推しに尽くしたい話 | ナノ


▼ File.2 榎本梓の証言(29.2)

「嘘やん売り切れとる!」
 関西弁の女性の声に、つい振り向いてしまった。しばらく顔を見ていない大阪に住む歳上の友達と声質が似ていたけど、こんなところにいるはずがない。
「梓さん? どうしました?」
「いえ、なんでもないです。ええと次は小麦粉ですっけ」
 いけないいけない、今はポアロの買出し中だった。最近入った整った顔立ちの歳上の後輩が小首を傾げている。有り体に言えば、イケメンという分類になる。
「そうですね」
 安室さんが止まった足を動かしてカートを押す。そういえば声の主は確認できなかったな、と友達になった日の偶然を思い出して店内を見回すが、やっぱりいない。そうよね、そんなうまい話なんかない。
「誰かお探しですか?」
「ごめんなさい。さっきの声が知り合いに似てて、つい。こんなところにいるはずないんですけど」
「それくらい構いませんよ。それで、いるはずがない、というのは?」
「大阪に住んでるんです、その人。だから関西弁に反応しちゃいました」
 なるほど、と安室さんが頷く。
「お客さんから友達に昇格したのも今日みたいな買い出しの日だったんですよ」
「お客さんだったんですか? ポアロの?」
「そうなんです。偶然曲がり角でぶつかって、買いすぎもあって袋落としちゃって。お客さんに持たせるわけにはって思ってたんですけど、友達になってください、友達だったら持ってもおかしくないでしょって。ふふ、素敵でしょう」
「それは素敵な方ですね」
 安室さんはにこにこと聞いてくれるので、つい色々話してしまうことがある。今もそう。
「だから私から連絡先聞いちゃって、今もよく連絡をとるんです。でも最近会えてなくて淋しいんですよね……」

 買い出しを終え、安室さんの車に乗せてもらって、こういう時車は便利ね、と感心する。一体この車の維持費はどこから沸いてでるのかな、と危なげない運転をする安室さんを観察していると、腕時計をチラリとみて時間を確認した。そういえば、安室さんが腕時計をしているのを見るのは初めてかもしれない。それも、どこか見覚えのあるような、ないような。

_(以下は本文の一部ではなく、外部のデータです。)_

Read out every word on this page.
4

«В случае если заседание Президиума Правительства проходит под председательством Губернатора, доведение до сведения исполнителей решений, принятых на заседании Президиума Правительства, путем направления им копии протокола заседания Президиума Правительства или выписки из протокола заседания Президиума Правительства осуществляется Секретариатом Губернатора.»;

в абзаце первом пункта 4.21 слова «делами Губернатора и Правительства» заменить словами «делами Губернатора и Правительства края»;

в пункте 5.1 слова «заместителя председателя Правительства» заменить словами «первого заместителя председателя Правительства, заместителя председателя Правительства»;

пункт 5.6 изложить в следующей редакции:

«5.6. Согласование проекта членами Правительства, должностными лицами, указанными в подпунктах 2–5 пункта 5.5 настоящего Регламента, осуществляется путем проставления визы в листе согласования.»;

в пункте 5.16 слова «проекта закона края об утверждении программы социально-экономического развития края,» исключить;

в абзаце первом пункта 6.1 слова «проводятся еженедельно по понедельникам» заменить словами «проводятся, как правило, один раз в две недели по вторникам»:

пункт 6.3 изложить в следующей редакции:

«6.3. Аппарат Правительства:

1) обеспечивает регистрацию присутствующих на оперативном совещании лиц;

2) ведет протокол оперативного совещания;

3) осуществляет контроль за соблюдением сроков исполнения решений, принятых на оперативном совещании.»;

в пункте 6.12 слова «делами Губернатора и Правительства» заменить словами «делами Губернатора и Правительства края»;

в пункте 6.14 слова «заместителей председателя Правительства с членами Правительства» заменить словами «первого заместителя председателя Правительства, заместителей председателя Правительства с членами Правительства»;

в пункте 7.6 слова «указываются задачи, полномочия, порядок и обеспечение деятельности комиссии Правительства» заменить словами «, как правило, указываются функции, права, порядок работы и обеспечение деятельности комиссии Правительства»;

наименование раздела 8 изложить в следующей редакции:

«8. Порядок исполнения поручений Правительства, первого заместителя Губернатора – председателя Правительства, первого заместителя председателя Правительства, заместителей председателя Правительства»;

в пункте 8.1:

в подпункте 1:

 その日はコナンくんが1人、ポアロで蘭ちゃんの帰りを待っていた。オレンジジュースは最初に少し飲んだだけで放置し、カウンターで足をぷらぷらさせながらシャーロック・ホームズを読んでいる。
「難しいの読んでるのね。面白い?」
「うん! ボク、シャーロック・ホームズ大好きなんだ」
 コナンくんはにぱりと笑うが、その推理小説は装丁からして小学1年生には少し難しそうに映る。少なくとも私が小さい頃は絶対に読まなかった。本から少し注意を外したところで腕時計に目が止まった。そういえば、コナンくんもいつも腕時計をしている。大阪に住む友人もつけていたし、流行ってるのかな。よく腕時計を触っていたのは覚えてるけど、どんなのつけてたかしら。ウェイトレスという職種のため普段身につけることがなく、そういう生活に慣れきっている。けれど、こうもみんなつけていると気付いてしまうと少しは物欲が出るというものだ。
「梓姉ちゃん?」
 しまった、まじまじと見つめすぎちゃった。
「ねえコナンくん、腕時計って、流行ってるの?」
「え? きゅ、急にどうしたの?」
 会話ついでに何の気なしに尋ねると、少し焦った様子のコナンくんに何か誤解させたかと慌てて弁明をする。
「私の友達もいつもしてるからなんとなく気になって──あ、そっか安室さんだ」
 思い出せなかった腕時計が、この前の安室さんのつけていたものと似ていることに気付き、その上先日の謎も解けてすっきりした。きっと同じブランドのものだったんだわ。どこのかな、やっぱり流行ってるってことよね。2人とも身だしなみに気を使うタイプだし。
「安室さんがどうしたの?」
 コナンくんがこてりと首を傾げた。
「ふふ、私の友達のと似たのを安室さんがつけてたなって思い出したってだけなの」
「それってどんなやつ?」
「……高級そうなやつ?」
 腕時計に詳しくない私には説明が難しく、顎に人差し指を添えて答える。本を閉じて話を掘り下げるコナンくんにいくつか特徴を返してみても、正解に辿り着く気がしない。
「そんなに気になるなら聞いておくけど……」
「ううん、大丈夫!」
「そう?──いらっしゃいませ!」
 首を傾げたところでドアが来客を告げた。